Все пили кефир, и Перец тоже взял себе кефиру, так что у них на столе на заскорузлой скатерти выстроилось шесть бутылок, а когда Перец задвигал под столом ногами, устраиваясь поудобнее на стуле без сиденья, звякнуло стекло, и в проход между столиками выкатилась бутылка из-под бренди. Шофер Тузик ловко подхватил ее и засунул обратно под стол, и там снова звякнуло стекло.
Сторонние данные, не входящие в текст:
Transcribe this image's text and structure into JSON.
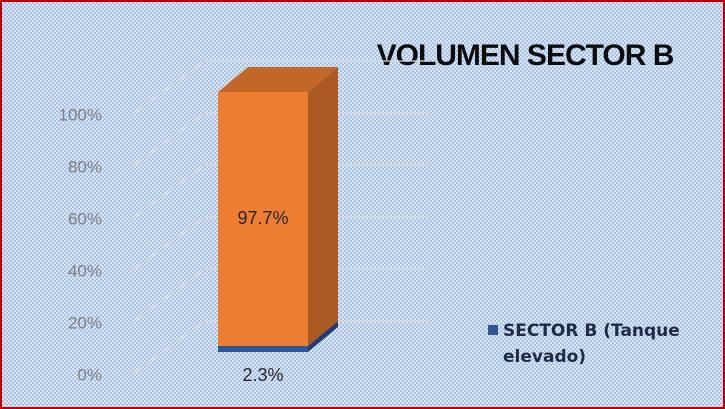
{
  "chart_data": {
    "type": "bar3d_stacked",
    "title": "VOLUMEN SECTOR B",
    "categories": [
      null
    ],
    "series": [
      {
        "name": "SECTOR B (Tanque elevado)",
        "color": "#2f5597",
        "values": [
          2.3
        ],
        "value_labels": [
          "2.3%"
        ]
      },
      {
        "color": "#ed7d31",
        "values": [
          97.7
        ],
        "value_labels": [
          "97.7%"
        ]
      }
    ],
    "ylim": [
      0,
      100
    ],
    "yticks": [
      {
        "value": 0,
        "label": "0%"
      },
      {
        "value": 20,
        "label": "20%"
      },
      {
        "value": 40,
        "label": "40%"
      },
      {
        "value": 60,
        "label": "60%"
      },
      {
        "value": 80,
        "label": "80%"
      },
      {
        "value": 100,
        "label": "100%"
      }
    ],
    "grid": true,
    "legend": "right"
  }
}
— Вы поосторожнее ногами, — сказал он.
— Я нечаянно, — сказал Перец. — Я же не знал.
— А я знал? — возразил шофер Тузик. — Их там четыре штуки, доказывай потом, что ты не домкрат.
— Ну я, например, вообще не пью, — с достоинством сказал Домарощинер.
— Знаем мы, как вы не пьете, — сказал Тузик. — Так-то и мы не пьем.
— Но у меня печень больна! — забеспокоился Домарощинер. — Как вы можете? Вот справка, прошу…
Он вынул откуда-то и сунул под нос Перецу мятый тетрадный листок с треугольной печатью. Это, действительно, была справка, написанная неразборчивым медицинским почерком. Перец различил только одно слово: «антабус», а когда, заинтересовавшись, попытался взять бумагу, Домарощинер не дал и подсунул ее под нос шоферу Тузику.
— Это только последняя, — сказал он. — А есть еще за прошлый год и за позапрошлый, только они в сейфе.
Шофер Тузик справку смотреть не стал. Он выцедил полный стакан кефиру, понюхал сустав указательного пальца и, прослезившись, сказал севшим голосом:
— Вот, например, что еще бывает в лесу? Деревья. — Он вытер рукавом глаза. — Но на месте они не стоят: прыгают. Понял?